Secara makro, negara-negara berpenghasilan tinggi justru mendapatkan manfaat besar dari fenomena Brain Drain ini. Mereka bisa menerima pekerja terampil dari berbagai negara yang datang dan mengisi kebutuhan tenaga kerja di berbagai sektor. Negara maju yang menerima tenaga kerja muda dan terampil dari luar negeri, sementara negara berkembang kehilangan inovator-inovator terbaik mereka. Negara-negara maju bahkan memiliki kendali besar untuk menentukan berapa banyak tenaga kerja terampil yang akan mereka terima dengan menyesuaikan kuota visa sesuai kebutuhan mereka. Para imigran terampil ini tidak hanya mengisi kebutuhan tenaga kerja, tetapi juga membawa stimulus ekonomi yang berkelanjutan—mulai dari membeli rumah, mobil, hingga berbagai kebutuhan lainnya di negara tuan rumah.
Bagi negara berkembang yang kehilangan para tenaga kerja terdidik, masalah Brain Drain ini menjadi penghambat serius bagi pertumbuhan ekonomi dan inovasi domestik mereka.
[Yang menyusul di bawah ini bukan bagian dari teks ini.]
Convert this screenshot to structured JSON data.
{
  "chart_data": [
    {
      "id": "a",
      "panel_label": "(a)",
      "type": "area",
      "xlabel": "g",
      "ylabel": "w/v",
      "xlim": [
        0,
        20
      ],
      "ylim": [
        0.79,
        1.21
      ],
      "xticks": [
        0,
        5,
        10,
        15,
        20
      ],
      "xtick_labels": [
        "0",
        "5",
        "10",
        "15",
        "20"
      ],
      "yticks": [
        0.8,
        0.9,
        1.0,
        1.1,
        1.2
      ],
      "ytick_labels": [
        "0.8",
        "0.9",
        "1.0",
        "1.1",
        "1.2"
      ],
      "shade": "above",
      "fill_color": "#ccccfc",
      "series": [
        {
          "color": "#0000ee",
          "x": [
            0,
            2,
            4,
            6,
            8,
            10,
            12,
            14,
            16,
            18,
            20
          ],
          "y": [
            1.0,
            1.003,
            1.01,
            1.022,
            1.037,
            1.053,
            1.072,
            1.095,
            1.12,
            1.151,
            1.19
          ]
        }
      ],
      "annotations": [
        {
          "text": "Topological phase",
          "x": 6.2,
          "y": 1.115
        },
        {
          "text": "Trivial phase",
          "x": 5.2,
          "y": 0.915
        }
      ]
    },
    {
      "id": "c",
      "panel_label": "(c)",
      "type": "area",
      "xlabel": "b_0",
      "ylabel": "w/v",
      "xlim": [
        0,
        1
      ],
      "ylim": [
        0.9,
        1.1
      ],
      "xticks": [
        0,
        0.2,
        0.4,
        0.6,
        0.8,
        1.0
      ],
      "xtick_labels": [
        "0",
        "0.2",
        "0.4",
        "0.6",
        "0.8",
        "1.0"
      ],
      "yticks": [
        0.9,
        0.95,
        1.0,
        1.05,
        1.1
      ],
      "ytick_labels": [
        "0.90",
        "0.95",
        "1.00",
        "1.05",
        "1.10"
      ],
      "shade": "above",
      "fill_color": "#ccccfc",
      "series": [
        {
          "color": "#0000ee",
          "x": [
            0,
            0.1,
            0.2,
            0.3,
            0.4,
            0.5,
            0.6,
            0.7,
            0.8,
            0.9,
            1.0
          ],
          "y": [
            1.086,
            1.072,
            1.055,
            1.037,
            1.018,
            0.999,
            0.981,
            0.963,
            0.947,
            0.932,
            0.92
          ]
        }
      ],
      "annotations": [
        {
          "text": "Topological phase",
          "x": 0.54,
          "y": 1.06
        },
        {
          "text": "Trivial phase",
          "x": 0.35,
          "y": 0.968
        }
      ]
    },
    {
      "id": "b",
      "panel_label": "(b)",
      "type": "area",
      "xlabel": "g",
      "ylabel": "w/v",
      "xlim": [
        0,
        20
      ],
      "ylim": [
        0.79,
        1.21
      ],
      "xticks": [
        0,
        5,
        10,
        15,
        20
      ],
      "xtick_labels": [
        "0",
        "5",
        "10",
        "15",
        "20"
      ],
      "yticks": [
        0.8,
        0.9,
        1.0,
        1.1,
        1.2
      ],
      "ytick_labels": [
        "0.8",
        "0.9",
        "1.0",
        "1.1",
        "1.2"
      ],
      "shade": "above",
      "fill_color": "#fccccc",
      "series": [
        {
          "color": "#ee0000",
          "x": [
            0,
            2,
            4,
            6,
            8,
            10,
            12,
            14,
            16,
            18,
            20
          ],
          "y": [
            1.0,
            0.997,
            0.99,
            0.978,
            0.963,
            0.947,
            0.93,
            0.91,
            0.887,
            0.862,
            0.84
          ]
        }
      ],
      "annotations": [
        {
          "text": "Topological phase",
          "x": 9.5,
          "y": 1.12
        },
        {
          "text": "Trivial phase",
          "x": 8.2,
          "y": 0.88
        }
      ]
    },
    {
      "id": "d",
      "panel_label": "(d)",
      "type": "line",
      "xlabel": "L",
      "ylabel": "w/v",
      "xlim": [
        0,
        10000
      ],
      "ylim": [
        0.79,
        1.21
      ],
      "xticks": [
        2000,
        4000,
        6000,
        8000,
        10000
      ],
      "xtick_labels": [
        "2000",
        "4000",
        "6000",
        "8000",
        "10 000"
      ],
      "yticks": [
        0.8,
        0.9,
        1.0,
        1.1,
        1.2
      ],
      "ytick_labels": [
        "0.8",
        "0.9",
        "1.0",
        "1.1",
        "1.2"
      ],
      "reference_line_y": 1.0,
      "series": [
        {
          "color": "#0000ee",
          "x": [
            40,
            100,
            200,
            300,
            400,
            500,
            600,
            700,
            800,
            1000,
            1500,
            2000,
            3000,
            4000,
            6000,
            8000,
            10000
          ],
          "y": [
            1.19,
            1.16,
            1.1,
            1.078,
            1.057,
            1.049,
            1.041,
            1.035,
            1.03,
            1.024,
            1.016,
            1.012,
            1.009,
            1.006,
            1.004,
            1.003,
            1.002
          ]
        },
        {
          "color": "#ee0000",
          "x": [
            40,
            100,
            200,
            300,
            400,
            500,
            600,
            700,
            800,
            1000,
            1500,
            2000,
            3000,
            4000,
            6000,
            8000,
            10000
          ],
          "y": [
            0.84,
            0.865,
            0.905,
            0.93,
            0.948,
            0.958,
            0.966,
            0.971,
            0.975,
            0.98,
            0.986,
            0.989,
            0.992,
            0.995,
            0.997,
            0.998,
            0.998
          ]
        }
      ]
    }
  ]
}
Beberapa negara mencoba memperbaiki kondisi ini dengan investasi besar pada industri strategis, seperti yang dilakukan Korea Selatan, Jepang, dan Taiwan. Negara-negara ini sukses mengembangkan industri yang maju secara teknologi dengan dukungan pemerintah dan insentif bagi warganya agar tidak perlu pindah ke luar negeri demi kehidupan yang lebih baik.
Di sisi lain, mengatasi brain drain dengan menciptakan lingkungan yang lebih baik di negara asal membutuhkan waktu, sumber daya, dan komitmen yang besar. Meningkatkan keamanan, memberantas korupsi, dan menyediakan layanan publik yang memadai adalah langkah-langkah penting untuk membuat orang ingin tinggal di negara mereka sendiri. Langkah-langkah ini memang bukan hal yang mudah dilakukan, namun dengan pendekatan ini, negara-negara berkembang bisa berharap untuk menciptakan iklim yang lebih baik bagi warganya dan mengurangi Brain Drain.
Pada akhirnya, fenomena Brain Drain menyoroti betapa pentingnya sumber daya manusia dan bagaimana setiap negara perlu mempertimbangkan cara untuk mempertahankan warga terampilnya, yang merupakan aset paling berharga bagi kemajuan dan daya saing ekonomi. Jika mereka yang pintar, kreatif, dan terampil ini disia-siakan oleh negara asalnya, maka jangan salahkan mereka jika mereka memilih hidup “layak” di negeri orang lain.